Il n'y avait pas longtemps que je me trouvais à Alep quand on fit le procès d'une Arménienne inculpée d'avoir jeté son enfant dans le fleuve. Elle allait s'y jeter

elle-même lorsqu'elle en fut empêchée par un gendarme.

Elle fut condamnée à quinze ans de détention pour crime d'infanticide.

J'ai tenu à rapporter ce fait comme l'un des plus curieux exemples d'hypocrisie judiciaire.

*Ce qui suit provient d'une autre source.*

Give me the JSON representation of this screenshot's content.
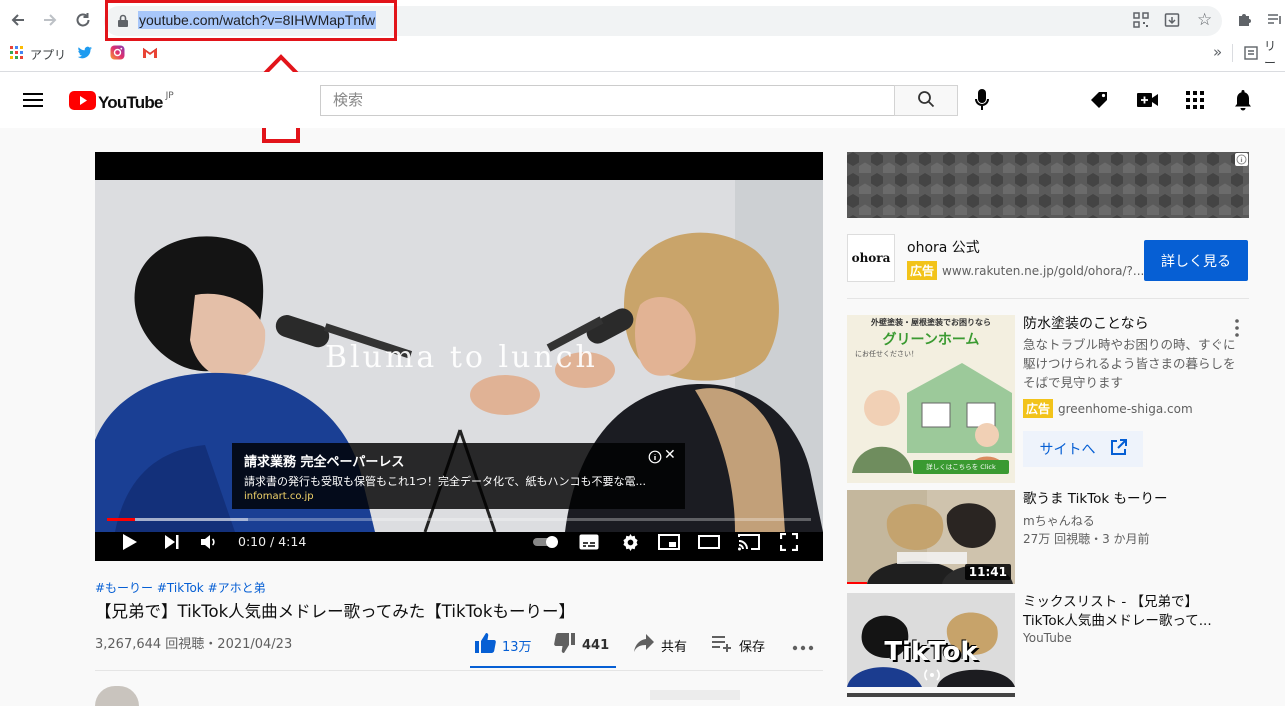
{
  "browser": {
    "url": "youtube.com/watch?v=8IHWMapTnfw",
    "bookmarks": [
      {
        "label": "アプリ",
        "icon": "apps-grid-icon"
      },
      {
        "label": "",
        "icon": "twitter-icon"
      },
      {
        "label": "",
        "icon": "instagram-icon"
      },
      {
        "label": "",
        "icon": "gmail-icon"
      }
    ],
    "overflow_label": "»",
    "reading_list_label": "リー"
  },
  "header": {
    "logo_text": "YouTube",
    "logo_region": "JP",
    "search_placeholder": "検索"
  },
  "video": {
    "overlay_title": "Bluma to lunch",
    "ad": {
      "title": "請求業務 完全ペーパーレス",
      "body": "請求書の発行も受取も保管もこれ1つ！完全データ化で、紙もハンコも不要な電...",
      "domain": "infomart.co.jp"
    },
    "time": "0:10 / 4:14",
    "progress_fraction": 0.04,
    "buffer_fraction": 0.2,
    "hashtags": "#もーりー #TikTok #アホと弟",
    "title": "【兄弟で】TikTok人気曲メドレー歌ってみた【TikTokもーりー】",
    "meta": "3,267,644 回視聴・2021/04/23",
    "likes": "13万",
    "dislikes": "441",
    "share": "共有",
    "save": "保存",
    "accent": "#065fd4"
  },
  "sidebar": {
    "top_ad": {
      "brand_logo": "ohora",
      "name": "ohora 公式",
      "badge": "広告",
      "url": "www.rakuten.ne.jp/gold/ohora/?...",
      "cta": "詳しく見る"
    },
    "items": [
      {
        "title": "防水塗装のことなら",
        "desc": "急なトラブル時やお困りの時、すぐに駆けつけられるよう皆さまの暮らしをそばで見守ります",
        "badge": "広告",
        "domain": "greenhome-shiga.com",
        "cta": "サイトへ",
        "thumb_top": "外壁塗装・屋根塗装でお困りなら",
        "thumb_brand": "グリーンホーム",
        "thumb_sub": "にお任せください！",
        "thumb_btn": "詳しくはこちらを Click"
      },
      {
        "title": "歌うま TikTok もーりー",
        "channel": "mちゃんねる",
        "meta": "27万 回視聴・3 か月前",
        "duration": "11:41"
      },
      {
        "title": "ミックスリスト - 【兄弟で】TikTok人気曲メドレー歌って...",
        "channel": "YouTube",
        "thumb_text": "TikTok"
      }
    ]
  }
}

Mais si la vie des petits Arméniens est jugée si précieuse par leurs tribunaux, que

les Turcs nous rendent compte des milliers d'innocentes victimes qu'ils ont assassinées et dont les ossements jonchent les ravins et les plateaux

de l'Anatolie.


Page 152 :

On les achemina par les routes qui mènent à Firendjiler, mais aucun d'eux n'atteignit

le lieu indiqué comme devant être le terme du voyage. C'est aux environs de Malatia

qu'ils furent dépouillés d'abord, puis exterminés. On raconte que les Turcs formèrent un monceau d'or avec les richesses qu'ils trouvèrent sur eux. Puis on les lia par groupes de dix et on les abattit à coups de hache. Ils n'épargnèrent qu'une trentaine d'adolescents qui furent distribués entre familles musulmanes.

Quelques enfants, dont on ne voulut point, furent seulement rendus à leurs mères.